Che bello il finale di Wright!

Valerio HT:

GREEN IS THE COLOUR: Nessuna annotazione particolare, una melodia abbastanza bella resa bene ancora una volta dalla voce di Gilmour.

CAREFUL WITH THAT AXE, EUGENE: Versione abbastanza buona, anche se manca dell'effetto di "lenta ipnotica sospensione" tipico di quella di Ummagumma (sicuramente il pezzo meglio eseguito di tutto Ummagumma disco live). Tipico l'anticipare con urletti trattenuti, quasi "urli sussurrati", l'esplosione vocale che scatena il brano nella parte centrale. Anche qui la chitarra di Gilmour appare un pelo "meno delirante" della versione di Ummagumma.

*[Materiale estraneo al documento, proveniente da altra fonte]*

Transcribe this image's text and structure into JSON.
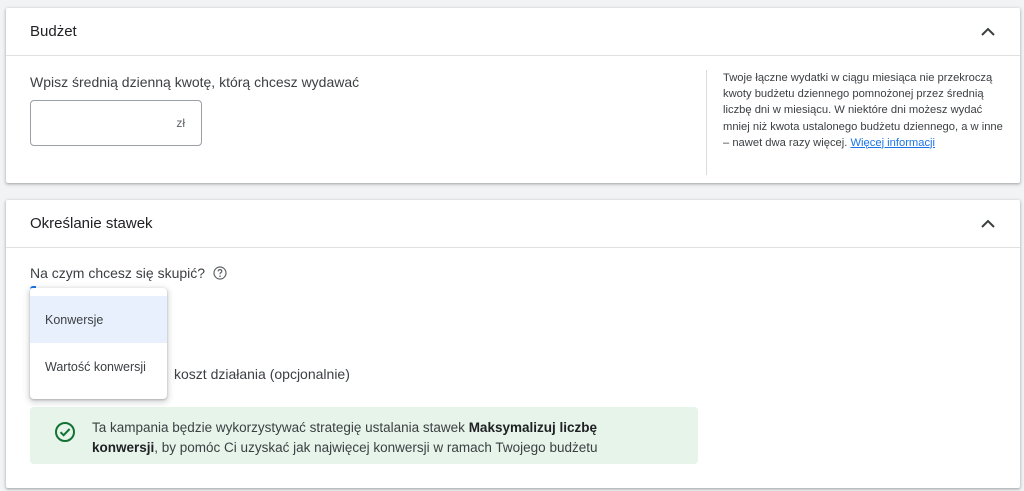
{
  "budget": {
    "title": "Budżet",
    "input_label": "Wpisz średnią dzienną kwotę, którą chcesz wydawać",
    "input_value": "",
    "currency": "zł",
    "help_text": "Twoje łączne wydatki w ciągu miesiąca nie przekroczą kwoty budżetu dziennego pomnożonej przez średnią liczbę dni w miesiącu. W niektóre dni możesz wydać mniej niż kwota ustalonego budżetu dziennego, a w inne – nawet dwa razy więcej.",
    "help_link": "Więcej informacji"
  },
  "bidding": {
    "title": "Określanie stawek",
    "focus_label": "Na czym chcesz się skupić?",
    "cost_label": "koszt działania (opcjonalnie)",
    "info_text_before": "Ta kampania będzie wykorzystywać strategię ustalania stawek ",
    "info_text_bold_1": "Maksymalizuj liczbę",
    "info_text_bold_2": "konwersji",
    "info_text_after": ", by pomóc Ci uzyskać jak najwięcej konwersji w ramach Twojego budżetu"
  },
  "dropdown": {
    "options": [
      "Konwersje",
      "Wartość konwersji"
    ],
    "selected": "Konwersje"
  },
  "icons": {
    "collapse": "chevron-up-icon",
    "help": "help-circle-icon",
    "success": "check-circle-icon"
  },
  "colors": {
    "accent": "#1a73e8",
    "success_bg": "#e6f4ea",
    "success_icon": "#137333",
    "selected_bg": "#e8f0fe"
  }
}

SET THE CONTROLS FOR THE HEART OF THE SUN: Anche questa è una versione abbastanza buona, anche se un po' al di sotto di quella di Ummagumma. Tra l'altro in qualche punto si nota come Wright varia i controlli del Leslie, mentre si vede molto bene Gilmour alla "barretta metallica" usata in scivolata sulle corde ("glissato"). Qui Waters ci dà dentro abbastanza col Gong, si nota che nel pezzo non suona il basso ma canta solamente (oltre a suonare il gong nei punti "strategici").